Juegos como el del infiltrado pueden parecer una rareza de frikis. En parte lo son. Pero, más allá de lo anecdótico, nos hablan del continuo de las lenguas humanas; de los lazos que unen a los seres humanos que, si bien no compartimos vocablos, sí compartimos voz. Toda lengua nació de un “primer vagido”, en célebre expresión de Dámaso Alonso. Todas las lenguas comparten la misma anatomía de los órganos fonatorios. Todas las lenguas son, por tanto, maneras diferentes de articular un mismo cuerpo humano. De esta ‘configuración prelingüística’ da cuenta, por ejemplo, el Alfabeto Fonético Internacional, cuyo propósito es, precisamente, codificar todos los fonemas que podemos emitir. Una verdadera partitura del habla humana en su conjunto, y una asignatura muy pendiente en las escuelas para una verdadera ‘educación universal’. Pero eso ya es hablar de otra cosa.

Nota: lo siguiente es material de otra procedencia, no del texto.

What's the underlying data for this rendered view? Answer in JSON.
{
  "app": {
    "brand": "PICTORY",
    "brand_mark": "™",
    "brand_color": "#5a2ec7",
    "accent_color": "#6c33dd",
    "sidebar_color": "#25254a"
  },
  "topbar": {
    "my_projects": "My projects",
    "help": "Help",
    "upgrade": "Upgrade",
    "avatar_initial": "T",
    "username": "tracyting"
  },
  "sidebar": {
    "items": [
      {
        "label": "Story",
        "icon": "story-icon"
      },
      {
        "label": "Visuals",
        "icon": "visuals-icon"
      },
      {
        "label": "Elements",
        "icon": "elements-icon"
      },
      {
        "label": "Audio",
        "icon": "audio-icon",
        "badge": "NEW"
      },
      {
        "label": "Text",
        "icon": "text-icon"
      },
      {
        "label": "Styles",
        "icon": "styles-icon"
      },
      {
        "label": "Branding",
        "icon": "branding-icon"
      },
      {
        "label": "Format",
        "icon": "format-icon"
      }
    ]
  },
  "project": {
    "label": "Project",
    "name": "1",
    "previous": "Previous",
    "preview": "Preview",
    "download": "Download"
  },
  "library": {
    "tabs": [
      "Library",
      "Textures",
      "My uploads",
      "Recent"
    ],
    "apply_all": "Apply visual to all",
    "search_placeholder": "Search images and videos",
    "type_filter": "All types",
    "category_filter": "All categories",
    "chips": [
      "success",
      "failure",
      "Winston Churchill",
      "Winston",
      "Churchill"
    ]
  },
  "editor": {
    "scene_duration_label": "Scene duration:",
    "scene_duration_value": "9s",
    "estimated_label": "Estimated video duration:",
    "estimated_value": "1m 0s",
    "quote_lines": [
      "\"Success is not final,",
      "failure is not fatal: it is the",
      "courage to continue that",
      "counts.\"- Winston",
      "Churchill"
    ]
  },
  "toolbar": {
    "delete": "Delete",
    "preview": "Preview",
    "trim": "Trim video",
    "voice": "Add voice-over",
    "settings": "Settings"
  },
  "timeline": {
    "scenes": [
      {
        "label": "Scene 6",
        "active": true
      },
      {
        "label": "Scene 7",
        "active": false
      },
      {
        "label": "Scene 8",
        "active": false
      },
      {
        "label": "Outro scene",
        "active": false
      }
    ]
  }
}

Lo que me pasma es que haya tanto fan del esencialismo lingüístico por aquí y por allá, como si la lengua hubiera que fijarla como un bloque de mármol y rodearla con una empalizada de hormigón armado. Hay ya hasta andaluces que dicen no hablar español, sino ‘andaluz’. A ver quién es el lumbreras que pone de acuerdo a los casi diez millones de habitantes de Andalucía en eso del ‘andaluz’. Hay mucho despistado que no se acuerda de que una lengua, esto es, su denominación, sus fronteras y sus variaciones, únicamente son aproximativas. Asintóticas. Nunca se puede conocer ni englobar una lengua con ningún sistema cerrado y suficiente, porque, por cada intento del lingüista por sistematizar lo que se habla o se escribe, hay cuatro (cientas) variaciones nuevas que se pueden oír en una plaza de Aracena, en la oficina de Correos de Montequinto, en una pista de fútbol de las Alpujarras o en una fiesta de las altas horas en la Alameda de Hércules. Por eso la RAE siempre va tarde con sus nuevas ediciones del diccionario, y no pasa nada porque es lo normal. Lo de ponerle nombre a las lenguas, a veces, y fuera de la “estandarización ideal” que todo idioma necesita para enseñarse en las escuelas, es como clavarle banderillas a las nubes. Cuando uno se pone a comparar, no tarda mucho en darse cuenta de que hay dialectos tan desemejantes que parecen lenguas diferentes, y, a la vez, lenguas tan similares que parecieran dialectos de una misma lengua. Traslade usted a una señora de Morón de la Frontera a la Plaza del Castillo en Pamplona y póngala a pedir cuarto de kilo de lomo embuchado en la primera carnicería que encuentre. El tendero antes entiende a un portugués que a nuestra amiga. Y sin saber portugués.
Los puentes de la lengua pulverizan las fronteras de la tierra, a pesar de lo que muchos se empeñan en hacernos creer para que sus mundos ordenados, esquemáticos y estériles no sufran el mazazo de la realidad.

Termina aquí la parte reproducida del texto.